J’y jetais un coup d’œil, mais alors juste un coup d’œil,
comme ça, vite fait, sur Internet. Un truc qu’un type avait mis au
point pour gagner au Keno. À coup sûr. Sur le long terme, à ce
qu’il disait, on rentrait largement dans ses frais. Et même, dans
l’immense majorité des cas, on dégageait un coquet petit
bénéfice. Pourquoi pas ? À voir. Je pouvais toujours tester.

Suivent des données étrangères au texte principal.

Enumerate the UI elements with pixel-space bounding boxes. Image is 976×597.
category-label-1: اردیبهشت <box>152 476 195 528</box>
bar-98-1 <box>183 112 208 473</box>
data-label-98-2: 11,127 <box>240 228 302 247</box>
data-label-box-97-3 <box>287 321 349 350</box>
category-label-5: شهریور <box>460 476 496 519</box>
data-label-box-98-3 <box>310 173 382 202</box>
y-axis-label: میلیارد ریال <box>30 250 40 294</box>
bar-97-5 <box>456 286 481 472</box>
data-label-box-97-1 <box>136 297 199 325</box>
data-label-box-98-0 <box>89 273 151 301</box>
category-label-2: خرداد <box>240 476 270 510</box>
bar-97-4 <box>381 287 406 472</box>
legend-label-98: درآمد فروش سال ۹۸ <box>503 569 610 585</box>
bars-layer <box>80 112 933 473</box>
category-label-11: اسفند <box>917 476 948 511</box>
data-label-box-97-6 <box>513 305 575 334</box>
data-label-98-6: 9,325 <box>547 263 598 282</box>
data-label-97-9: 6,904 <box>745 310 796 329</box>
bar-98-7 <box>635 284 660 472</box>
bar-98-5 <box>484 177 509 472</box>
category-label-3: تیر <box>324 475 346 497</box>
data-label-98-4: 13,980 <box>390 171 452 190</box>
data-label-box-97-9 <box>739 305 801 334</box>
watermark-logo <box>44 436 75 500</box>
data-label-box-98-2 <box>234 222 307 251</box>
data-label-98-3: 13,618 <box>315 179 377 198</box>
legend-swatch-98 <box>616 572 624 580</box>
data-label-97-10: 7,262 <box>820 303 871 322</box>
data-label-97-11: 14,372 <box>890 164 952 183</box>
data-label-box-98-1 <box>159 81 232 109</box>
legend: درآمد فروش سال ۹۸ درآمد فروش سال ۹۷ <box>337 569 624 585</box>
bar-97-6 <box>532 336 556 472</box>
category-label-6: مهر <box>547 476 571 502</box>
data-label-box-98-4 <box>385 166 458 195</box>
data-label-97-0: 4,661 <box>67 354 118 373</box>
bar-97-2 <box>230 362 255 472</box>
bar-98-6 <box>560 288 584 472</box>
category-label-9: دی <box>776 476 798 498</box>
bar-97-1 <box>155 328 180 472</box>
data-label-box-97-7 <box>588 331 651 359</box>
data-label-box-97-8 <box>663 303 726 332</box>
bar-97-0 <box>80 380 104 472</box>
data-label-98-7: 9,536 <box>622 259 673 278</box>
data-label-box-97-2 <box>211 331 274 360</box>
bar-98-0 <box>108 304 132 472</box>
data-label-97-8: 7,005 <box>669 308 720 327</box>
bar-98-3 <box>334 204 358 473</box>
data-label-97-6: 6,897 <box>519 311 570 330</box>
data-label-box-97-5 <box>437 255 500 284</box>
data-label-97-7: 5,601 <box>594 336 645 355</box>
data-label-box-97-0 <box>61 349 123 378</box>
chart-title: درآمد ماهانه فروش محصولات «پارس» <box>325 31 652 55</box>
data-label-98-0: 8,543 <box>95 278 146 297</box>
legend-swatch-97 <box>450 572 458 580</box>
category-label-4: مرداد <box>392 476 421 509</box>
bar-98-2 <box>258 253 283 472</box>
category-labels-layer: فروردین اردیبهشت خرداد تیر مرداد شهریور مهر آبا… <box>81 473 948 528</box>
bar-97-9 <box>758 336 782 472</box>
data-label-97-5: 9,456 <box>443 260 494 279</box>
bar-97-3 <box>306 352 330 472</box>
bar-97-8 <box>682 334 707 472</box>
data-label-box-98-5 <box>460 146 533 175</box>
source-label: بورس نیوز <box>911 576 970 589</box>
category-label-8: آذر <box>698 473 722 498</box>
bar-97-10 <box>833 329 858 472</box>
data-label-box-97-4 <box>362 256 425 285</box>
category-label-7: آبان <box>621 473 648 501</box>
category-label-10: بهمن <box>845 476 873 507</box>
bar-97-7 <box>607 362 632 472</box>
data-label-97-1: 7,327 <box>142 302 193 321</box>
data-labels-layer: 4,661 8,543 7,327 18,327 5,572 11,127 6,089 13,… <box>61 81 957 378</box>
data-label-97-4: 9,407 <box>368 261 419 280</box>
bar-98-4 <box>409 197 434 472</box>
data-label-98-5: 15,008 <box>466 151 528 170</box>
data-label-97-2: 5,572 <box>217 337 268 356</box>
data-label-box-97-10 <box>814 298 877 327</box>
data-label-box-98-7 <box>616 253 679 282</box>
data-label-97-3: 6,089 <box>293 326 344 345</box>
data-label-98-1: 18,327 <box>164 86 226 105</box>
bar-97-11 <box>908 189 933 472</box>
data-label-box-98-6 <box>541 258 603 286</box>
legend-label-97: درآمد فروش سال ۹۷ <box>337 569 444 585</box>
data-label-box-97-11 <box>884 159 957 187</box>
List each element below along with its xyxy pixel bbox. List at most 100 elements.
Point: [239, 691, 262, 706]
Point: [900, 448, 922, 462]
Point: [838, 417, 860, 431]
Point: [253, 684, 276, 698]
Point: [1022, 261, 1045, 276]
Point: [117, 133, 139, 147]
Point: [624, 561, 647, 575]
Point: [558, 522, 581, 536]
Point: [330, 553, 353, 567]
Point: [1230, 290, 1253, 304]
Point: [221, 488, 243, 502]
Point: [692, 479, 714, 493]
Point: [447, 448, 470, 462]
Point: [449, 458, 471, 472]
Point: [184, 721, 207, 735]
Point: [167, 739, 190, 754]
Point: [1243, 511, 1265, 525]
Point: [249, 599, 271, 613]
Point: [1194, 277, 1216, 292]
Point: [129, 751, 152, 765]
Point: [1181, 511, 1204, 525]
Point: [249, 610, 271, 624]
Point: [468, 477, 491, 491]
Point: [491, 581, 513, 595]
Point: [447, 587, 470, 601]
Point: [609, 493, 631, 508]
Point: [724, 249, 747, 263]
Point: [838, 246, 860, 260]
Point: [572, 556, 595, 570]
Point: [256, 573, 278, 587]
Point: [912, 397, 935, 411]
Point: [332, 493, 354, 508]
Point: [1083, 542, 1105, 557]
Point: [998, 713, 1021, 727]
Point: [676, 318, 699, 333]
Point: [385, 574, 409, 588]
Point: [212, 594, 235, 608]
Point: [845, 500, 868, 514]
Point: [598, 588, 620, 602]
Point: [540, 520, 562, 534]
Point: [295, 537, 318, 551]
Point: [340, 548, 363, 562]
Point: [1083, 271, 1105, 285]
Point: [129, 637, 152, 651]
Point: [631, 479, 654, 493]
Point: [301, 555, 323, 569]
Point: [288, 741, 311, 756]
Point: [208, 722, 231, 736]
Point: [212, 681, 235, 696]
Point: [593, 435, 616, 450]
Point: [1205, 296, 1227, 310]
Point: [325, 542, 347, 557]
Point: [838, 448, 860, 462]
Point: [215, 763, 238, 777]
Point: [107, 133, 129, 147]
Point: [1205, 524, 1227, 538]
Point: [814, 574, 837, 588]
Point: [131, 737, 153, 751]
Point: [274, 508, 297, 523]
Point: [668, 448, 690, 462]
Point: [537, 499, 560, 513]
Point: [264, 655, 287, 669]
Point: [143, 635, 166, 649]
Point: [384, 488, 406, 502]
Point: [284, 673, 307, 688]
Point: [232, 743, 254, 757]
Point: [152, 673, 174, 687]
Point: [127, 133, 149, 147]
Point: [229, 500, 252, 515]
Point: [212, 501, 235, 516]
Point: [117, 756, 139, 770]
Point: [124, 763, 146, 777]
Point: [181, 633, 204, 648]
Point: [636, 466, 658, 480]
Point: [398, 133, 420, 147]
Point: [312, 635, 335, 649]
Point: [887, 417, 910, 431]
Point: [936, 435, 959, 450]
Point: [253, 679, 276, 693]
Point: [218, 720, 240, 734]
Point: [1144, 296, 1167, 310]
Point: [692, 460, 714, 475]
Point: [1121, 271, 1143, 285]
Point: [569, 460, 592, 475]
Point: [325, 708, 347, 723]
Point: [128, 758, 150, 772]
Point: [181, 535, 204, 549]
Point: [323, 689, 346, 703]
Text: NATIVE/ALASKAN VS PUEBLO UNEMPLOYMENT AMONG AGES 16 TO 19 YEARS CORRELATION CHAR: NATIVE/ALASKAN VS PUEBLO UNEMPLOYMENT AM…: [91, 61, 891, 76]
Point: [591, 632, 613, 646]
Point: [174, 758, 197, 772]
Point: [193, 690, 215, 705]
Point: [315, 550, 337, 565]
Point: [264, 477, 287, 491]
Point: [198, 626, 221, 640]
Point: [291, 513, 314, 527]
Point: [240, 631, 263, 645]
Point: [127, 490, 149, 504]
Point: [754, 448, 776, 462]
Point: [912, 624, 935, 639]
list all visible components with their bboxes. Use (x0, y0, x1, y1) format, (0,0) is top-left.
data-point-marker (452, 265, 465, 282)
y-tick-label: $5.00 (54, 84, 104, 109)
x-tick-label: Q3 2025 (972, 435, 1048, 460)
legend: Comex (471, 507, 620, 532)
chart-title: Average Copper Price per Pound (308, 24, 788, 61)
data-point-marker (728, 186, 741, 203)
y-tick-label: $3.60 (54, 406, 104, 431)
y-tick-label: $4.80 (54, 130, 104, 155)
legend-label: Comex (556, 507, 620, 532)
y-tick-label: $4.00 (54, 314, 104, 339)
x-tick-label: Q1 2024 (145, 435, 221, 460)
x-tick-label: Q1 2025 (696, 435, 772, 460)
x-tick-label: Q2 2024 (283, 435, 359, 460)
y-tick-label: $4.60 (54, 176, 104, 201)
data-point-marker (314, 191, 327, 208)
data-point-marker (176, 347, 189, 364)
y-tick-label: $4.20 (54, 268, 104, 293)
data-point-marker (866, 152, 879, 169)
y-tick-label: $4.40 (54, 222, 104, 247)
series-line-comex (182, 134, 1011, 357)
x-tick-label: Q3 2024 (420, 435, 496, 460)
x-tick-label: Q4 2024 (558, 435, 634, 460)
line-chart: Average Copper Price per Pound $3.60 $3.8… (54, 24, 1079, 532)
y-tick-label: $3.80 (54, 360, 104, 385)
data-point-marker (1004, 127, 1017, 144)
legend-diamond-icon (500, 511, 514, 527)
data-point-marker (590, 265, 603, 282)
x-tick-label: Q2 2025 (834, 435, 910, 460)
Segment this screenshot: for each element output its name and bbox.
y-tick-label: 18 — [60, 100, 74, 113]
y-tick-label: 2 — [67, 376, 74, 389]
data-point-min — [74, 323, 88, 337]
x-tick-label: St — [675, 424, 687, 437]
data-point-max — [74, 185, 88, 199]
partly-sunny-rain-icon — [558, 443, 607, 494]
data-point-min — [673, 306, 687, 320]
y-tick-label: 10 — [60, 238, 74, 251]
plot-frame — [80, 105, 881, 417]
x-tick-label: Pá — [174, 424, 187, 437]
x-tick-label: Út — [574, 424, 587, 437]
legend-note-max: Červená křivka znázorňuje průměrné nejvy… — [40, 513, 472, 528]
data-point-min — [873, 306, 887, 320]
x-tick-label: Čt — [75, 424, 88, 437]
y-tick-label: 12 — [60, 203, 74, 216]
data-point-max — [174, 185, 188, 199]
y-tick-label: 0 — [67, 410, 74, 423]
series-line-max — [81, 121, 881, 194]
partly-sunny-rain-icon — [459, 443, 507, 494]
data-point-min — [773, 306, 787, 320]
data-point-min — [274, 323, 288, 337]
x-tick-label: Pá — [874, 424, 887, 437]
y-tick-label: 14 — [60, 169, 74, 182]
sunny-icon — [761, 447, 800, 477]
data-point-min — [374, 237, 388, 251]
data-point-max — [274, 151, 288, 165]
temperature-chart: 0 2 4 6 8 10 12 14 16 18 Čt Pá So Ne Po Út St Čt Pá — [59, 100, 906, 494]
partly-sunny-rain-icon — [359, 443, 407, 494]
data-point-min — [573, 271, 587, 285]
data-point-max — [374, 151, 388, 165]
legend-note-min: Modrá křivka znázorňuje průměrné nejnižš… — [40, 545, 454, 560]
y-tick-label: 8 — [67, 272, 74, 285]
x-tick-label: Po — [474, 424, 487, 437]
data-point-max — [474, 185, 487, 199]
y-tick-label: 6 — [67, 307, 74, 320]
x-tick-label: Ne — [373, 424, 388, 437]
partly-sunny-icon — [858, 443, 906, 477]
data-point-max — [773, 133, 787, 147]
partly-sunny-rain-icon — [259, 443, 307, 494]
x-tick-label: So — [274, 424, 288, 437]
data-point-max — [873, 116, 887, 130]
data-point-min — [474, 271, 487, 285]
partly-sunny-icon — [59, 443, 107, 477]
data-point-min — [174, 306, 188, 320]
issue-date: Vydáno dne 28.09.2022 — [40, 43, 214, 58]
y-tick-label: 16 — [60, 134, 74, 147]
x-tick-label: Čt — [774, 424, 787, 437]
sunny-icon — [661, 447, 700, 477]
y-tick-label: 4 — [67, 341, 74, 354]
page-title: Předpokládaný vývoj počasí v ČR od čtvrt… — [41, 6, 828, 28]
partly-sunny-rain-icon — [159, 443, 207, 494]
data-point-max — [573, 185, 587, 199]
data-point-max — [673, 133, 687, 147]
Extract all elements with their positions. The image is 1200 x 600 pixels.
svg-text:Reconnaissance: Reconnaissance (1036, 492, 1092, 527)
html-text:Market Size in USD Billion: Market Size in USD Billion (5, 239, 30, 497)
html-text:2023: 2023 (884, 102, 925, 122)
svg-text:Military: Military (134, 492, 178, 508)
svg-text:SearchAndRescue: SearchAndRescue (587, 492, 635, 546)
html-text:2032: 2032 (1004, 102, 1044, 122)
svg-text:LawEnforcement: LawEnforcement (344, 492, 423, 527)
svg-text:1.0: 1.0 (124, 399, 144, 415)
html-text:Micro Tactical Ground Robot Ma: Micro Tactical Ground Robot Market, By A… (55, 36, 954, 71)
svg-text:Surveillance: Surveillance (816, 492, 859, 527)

À blanc, bien sûr. Sans engager le moindre centime. Pour me faire
une idée.
Une
main s’est posée sur mon épaule. Celle de Julien. Que je n’avais
pas entendu arriver.
– Tu
fais quoi, là ?
J’ai
précipitamment rabattu le capot de mon ordinateur.
– Rien.
– T’as
la conscience tranquille, on dirait.
– Mais
non, Julien. Non, je t’assure. Je regardais juste. Comme ça.
Simple curiosité.
– Toi,
tu finirais par y repiquer…
– Sûrement
pas. Alors là, il n’en est pas question.
– Mouais…
– Si,
c’est vrai, hein ! Il faut que tu me croies, Julien. Tu me
crois ?
– Il
a quel âge, le Valentin d’Océane ?
– Au
juste, je sais pas. Dans les vingt-cinq. Par là. Pourquoi ?
– Et
le Clément de Bérengère ?
– Je
l’ai jamais vu. Mais à peu près pareil. Sûrement. Mais pourquoi
tu me demandes tout ça ?
– Parce
que je te connais et que je sais que la perspective d’être, à ton
âge, fessée devant deux gamins n’a rien, pour toi, de
particulièrement séduisant, c’est le moins qu’on puisse dire,
et qu’il me paraît souhaitable de procéder, par précaution, à
une petite piqûre de rappel.
– Je
t’assure, Julien, que…
– Dans
ton cas, et je préfère être très clair dès à présent
là-dessus, si tu devais rechuter, il n’y aurait pas de passage par
la case « Fessée devant les copines. » On irait
directement à la case « Fessée devant les messieurs des
copines. » Alors à bon entendeur…
– Tu
n’as pas le moindre souci à te faire.
– J’espère.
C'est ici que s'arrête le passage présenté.